(Drag City; 2011)
By Lindsay Zoladz | 2 June 2011
On one of the handful of Body Talk (2010) tracks that already feels like a bona fide classic, Robyn coined a pithy phrase which helps describe the idea behind Annabel Alpers’ one-woman electro-pop outfit, Bachelorette: “Fembots have feelings too.” Over the course of two albums, New Zealand’s Alpers has offered up an unusually evocative take on one of futurism’s age-old themes, that being the emotional isolation wrought by technology.
I came a bit late to her last terrific release, My Electric Family (2009), but it’s stuck with me to the extent that I’d now call it one of my most egregiously overlooked albums of that year. Over a bed of warm synths and buoyant tape loops, Alpers mourned the death of interpersonal connection. “Where To Begin” was the kind of break-up anthem that the Year We Were All Briefly Intrigued By Chat Roulette deserved (“You stay in your room on the computer / Observing strangers / Ignoring those around you / How can it end?”), while the standout “Her Rotating Head” sounded like the thematic terrain of tUnE-yArDs’ “Real Live Flesh” re-imagined by a retro-futuristic supercomputer. Though its subject matter was bleak and robot-obsessed, My Electric Family was defiantly organic. “Daydream / Make sure it’s good stuff” went the first lines of opener “Instructions for Insomniacs”; Alpers recited them with hope, like they were directions for waking oneself from a digitized dystopian dream come true.
That feeling of hopefulness, though, is all but absent from her new album, Bachelorette. Look no farther than its opening moments for evidence of the change: a steely composition of synthesized breath over which Alpers quivers, “The future’s disquieting.” The song, “Grow Old With Me,” is ethereal and stunning as it builds to a near-a cappella climax, layered like chilled breath refracted in a hall of mirrors. It’s slightly reminiscent of Imogen Heap, but Alpers achieves a similar feeling of mechanized emotion without using very many vocal effects. (She does play around with a vocoder later in the album on “Generous Spectre,” in such a way that feels like an overt hat-tip to Laurie Anderson.) Even with minimal adornment, Alpers’ voice has a mechanized quality that befits her aesthetic, at once icy and soothingly serene.

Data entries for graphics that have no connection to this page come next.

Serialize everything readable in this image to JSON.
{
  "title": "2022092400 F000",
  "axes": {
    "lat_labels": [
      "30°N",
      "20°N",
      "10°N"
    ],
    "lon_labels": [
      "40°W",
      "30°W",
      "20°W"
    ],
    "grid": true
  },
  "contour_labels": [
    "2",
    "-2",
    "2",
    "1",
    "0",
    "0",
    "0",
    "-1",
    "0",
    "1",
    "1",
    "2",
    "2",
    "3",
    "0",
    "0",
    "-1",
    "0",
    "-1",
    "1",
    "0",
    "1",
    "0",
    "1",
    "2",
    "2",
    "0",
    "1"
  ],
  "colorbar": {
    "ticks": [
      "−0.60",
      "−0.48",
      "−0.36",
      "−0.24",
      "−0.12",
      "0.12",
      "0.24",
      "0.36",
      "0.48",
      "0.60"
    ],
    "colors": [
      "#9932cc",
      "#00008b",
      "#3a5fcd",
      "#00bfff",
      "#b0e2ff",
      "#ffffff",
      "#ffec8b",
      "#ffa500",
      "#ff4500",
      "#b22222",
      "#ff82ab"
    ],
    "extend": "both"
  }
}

My Electric Family often found Anders singing about other characters’ isolation (“Technology Boy,” “Her Rotating Head,” “Mercurial Man”) but Bachelorette transposes this theme into the first person. Over the pulsating, Goldfrapp-esque beat of “Blanket,” she sings, “I am shrouded by a blanket / Obscuring everyone around it / The only way to see you is through the hole in my chest.” When person-to-person communication fails, Alpers sees no choice but to look to technology, as on “Waveforms”: “The waveforms are our friends / They don’t personalize / Or even criticize / They peacefully oblige / Content to flicker when it is their chosen time to shine / For their given purpose / And nothing more.”
Though Bachelorette is animated by interesting ideas, Alpers has an unfortunate preference for theoretical language over lyricism. The first verse of “Polarity Party” is a dense mouthful, all “I would just as readily / Set about familiarizing myself / With your differences / Our respective distances,” while lines like “Easily cowardly / Credulity’s enemies / Circumvent mystery / To fabricate constancy” weigh down the otherwise sublime opener. Alpers is of the “Tell Don’t Show” school of songwriting, and occasionally this works, though given her music’s mechanized message, it conjures “linguistics professor” just as often as it does “robot,” while the lyrics on My Electric Family more successfully called upon detailed imagery and metaphor to illustrate her themes. Though the feeling behind “Blanket” is evocative, the titular image is unmoving and bland. There’s something to be said of metaphor that deals in tactility and specifics and that also speaks the language of the listener, however stupid it may be; as one of our generation’s greatest futurists once said, “I don’t want no Robocop.”
Bachelorette is not as immediate or inviting as My Electric Family, but I’m hesitant to condemn it for this. It’s simply a different listening experience, one which creates a different mood. (Plus, the middle section, comprised of the dirge-like “Sugarbug” and “The Last Boat’s Leaving,” is gorgeous.) Alpers is onto some striking and original ideas; in particular, I can’t think of another electro artist who reappropriates folk music quite the way that she does (check out “The Light Seekers” on this album or “Instructions for Insomniacs” on the previous one). I don’t know that she’s yet lived up to the promise of Bachelorette’s potential, but her work so far provides ample hope that she someday will.